Recently, I needed to rescue a DVD (legally owned!) with read errors by making a copy. In Linux, the “device dump” or dd command can be useful, because it can read past disk errors and thus salvage whatever is intact. For example,
dd if=/dev/sr0 of=rescued_dvd.iso bs=2048 conv=noerror,notrunc iflag=nonblock
tells dd to perform low-level read (blocksize 2048bytes) from the raw device, i.e., /dev/sr0, to write whatever was salvageable to the file “rescued_dvd.iso” and to skip over errors (most importantly, the conv=noerror parameter). Fortunately, I realized that there is something even better, a neat utility called ddrescue. In principle, ddrescue performs the same low-level read, but it is optimized for failing hard drives — and this prompted this post.
I have rescued my share of hard disks, often for colleagues who came to me as a last resort. There are several tricks with which data from a failing hard drive can be recovered — even in cases that seem hopeless. Typically, Windows gives up first, claiming a nonexistent or unformatted disk (hint: don’t accept the offer to format the drive!). Here are some steps that I found useful to follow:
Turn off the computer. Don’t even bother shutting down. The write operation is more critical than the read operation, and any attempt to write to a failing hard disk makes matters worse. And Windows writes a lot to any drive during boot and shutdown.
Attach the drive to a Linux computer. Some computers have a hot-swap e-SATA connector. An external SATA-to-USB cradle is useful, too. Worst case, attach it internally (with power down) and boot it up. DO NOT ALLOW THE O/S MOUNT THE DISK!
A first attempt can be made by mounting the drive read-only (!) and trying to read as many files as possible. Often, 80 to 90% of the data can be recovered in this fashion.
Next, ddrescue comes into play. Since the low-level device is accessed, the drive does not need to be mounted. Let’s assume the drive maps to /dev/sdd. In the simplest form
ddrescue /dev/sdd disk_rescue.img
starts ddrescue and tries to image the entire drive to the file disk_rescue.img. Note that this is a raw read operation, and the image file will be as large as the entire drive capacity. For example, if you image a 1TB hard disk, you need to have 1TB free space — if necessary, use a separate hard disk.

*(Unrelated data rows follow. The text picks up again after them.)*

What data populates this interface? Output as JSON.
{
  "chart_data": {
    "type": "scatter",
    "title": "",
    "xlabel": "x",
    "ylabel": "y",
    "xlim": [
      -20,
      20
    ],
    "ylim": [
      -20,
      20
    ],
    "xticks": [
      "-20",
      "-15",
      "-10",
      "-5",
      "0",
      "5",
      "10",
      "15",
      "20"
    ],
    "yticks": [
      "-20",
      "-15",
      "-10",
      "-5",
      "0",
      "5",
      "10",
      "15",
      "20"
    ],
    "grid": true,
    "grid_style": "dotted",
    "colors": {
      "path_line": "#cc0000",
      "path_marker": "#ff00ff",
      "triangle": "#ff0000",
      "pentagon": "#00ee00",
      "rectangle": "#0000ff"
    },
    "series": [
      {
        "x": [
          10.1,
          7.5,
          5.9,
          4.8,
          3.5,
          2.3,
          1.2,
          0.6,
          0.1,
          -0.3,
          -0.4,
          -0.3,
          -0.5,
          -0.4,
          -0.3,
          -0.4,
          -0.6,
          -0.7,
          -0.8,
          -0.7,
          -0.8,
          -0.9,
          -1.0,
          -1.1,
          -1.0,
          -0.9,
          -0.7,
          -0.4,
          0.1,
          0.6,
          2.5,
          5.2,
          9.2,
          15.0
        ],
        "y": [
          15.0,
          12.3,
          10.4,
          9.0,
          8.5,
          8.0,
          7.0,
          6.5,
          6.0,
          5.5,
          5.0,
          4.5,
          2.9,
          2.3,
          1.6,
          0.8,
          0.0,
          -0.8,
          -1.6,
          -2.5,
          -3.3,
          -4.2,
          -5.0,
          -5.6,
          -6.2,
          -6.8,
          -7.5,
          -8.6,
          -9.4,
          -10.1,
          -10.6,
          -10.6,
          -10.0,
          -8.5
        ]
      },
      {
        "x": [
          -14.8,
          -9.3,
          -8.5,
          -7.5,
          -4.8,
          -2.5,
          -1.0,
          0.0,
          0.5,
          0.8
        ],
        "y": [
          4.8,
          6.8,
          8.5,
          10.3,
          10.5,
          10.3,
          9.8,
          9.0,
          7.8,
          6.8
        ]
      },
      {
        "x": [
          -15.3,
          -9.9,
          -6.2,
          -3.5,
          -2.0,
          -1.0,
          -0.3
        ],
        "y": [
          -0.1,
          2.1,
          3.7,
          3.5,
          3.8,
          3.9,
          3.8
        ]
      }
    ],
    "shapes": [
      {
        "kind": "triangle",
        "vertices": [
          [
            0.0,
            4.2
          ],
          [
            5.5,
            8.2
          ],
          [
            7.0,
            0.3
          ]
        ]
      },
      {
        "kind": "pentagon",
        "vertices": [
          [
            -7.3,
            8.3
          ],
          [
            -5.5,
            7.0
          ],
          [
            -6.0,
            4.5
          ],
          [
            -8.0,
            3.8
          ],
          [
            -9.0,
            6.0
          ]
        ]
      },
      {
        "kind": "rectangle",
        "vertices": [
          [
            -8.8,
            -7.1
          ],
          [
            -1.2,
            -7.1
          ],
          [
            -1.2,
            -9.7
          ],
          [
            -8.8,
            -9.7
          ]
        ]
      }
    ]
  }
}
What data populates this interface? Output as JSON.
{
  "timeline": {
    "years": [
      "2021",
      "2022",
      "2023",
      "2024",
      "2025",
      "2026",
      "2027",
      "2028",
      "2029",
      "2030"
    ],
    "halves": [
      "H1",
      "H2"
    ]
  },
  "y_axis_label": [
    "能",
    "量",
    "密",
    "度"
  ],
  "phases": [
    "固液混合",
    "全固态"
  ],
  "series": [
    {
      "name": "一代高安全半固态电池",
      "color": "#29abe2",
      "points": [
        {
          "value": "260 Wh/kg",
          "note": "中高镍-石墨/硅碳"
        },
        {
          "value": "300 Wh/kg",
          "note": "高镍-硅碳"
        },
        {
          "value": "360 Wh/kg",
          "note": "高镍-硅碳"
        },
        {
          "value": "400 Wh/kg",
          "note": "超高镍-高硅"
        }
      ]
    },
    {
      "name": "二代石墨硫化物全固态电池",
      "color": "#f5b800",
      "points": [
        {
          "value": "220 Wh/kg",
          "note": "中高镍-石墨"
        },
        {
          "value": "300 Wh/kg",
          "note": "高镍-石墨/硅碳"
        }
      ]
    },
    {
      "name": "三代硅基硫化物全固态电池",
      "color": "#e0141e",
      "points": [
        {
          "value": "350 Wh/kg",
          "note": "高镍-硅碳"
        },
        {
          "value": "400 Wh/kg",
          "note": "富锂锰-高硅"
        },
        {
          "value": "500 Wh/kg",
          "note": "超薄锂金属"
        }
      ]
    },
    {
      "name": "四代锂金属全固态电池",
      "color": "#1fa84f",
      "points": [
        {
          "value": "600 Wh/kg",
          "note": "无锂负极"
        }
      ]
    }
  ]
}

The interesting feature of ddrescue is that it attempts to read good sectors first (to salvage as much as possible, assuming that the drive keeps degrading), then repeatedly reads the bad sectors — often, repeated reads are rewarded with a random success. This process can take days, literally. When the process is finished, mount the image file and examine what you salvaged.
DISCLAIMER: This article is not intended as advice, and the author assumes no warranty, either explicit or implied. If you have critical data, consult a professional data recovery service.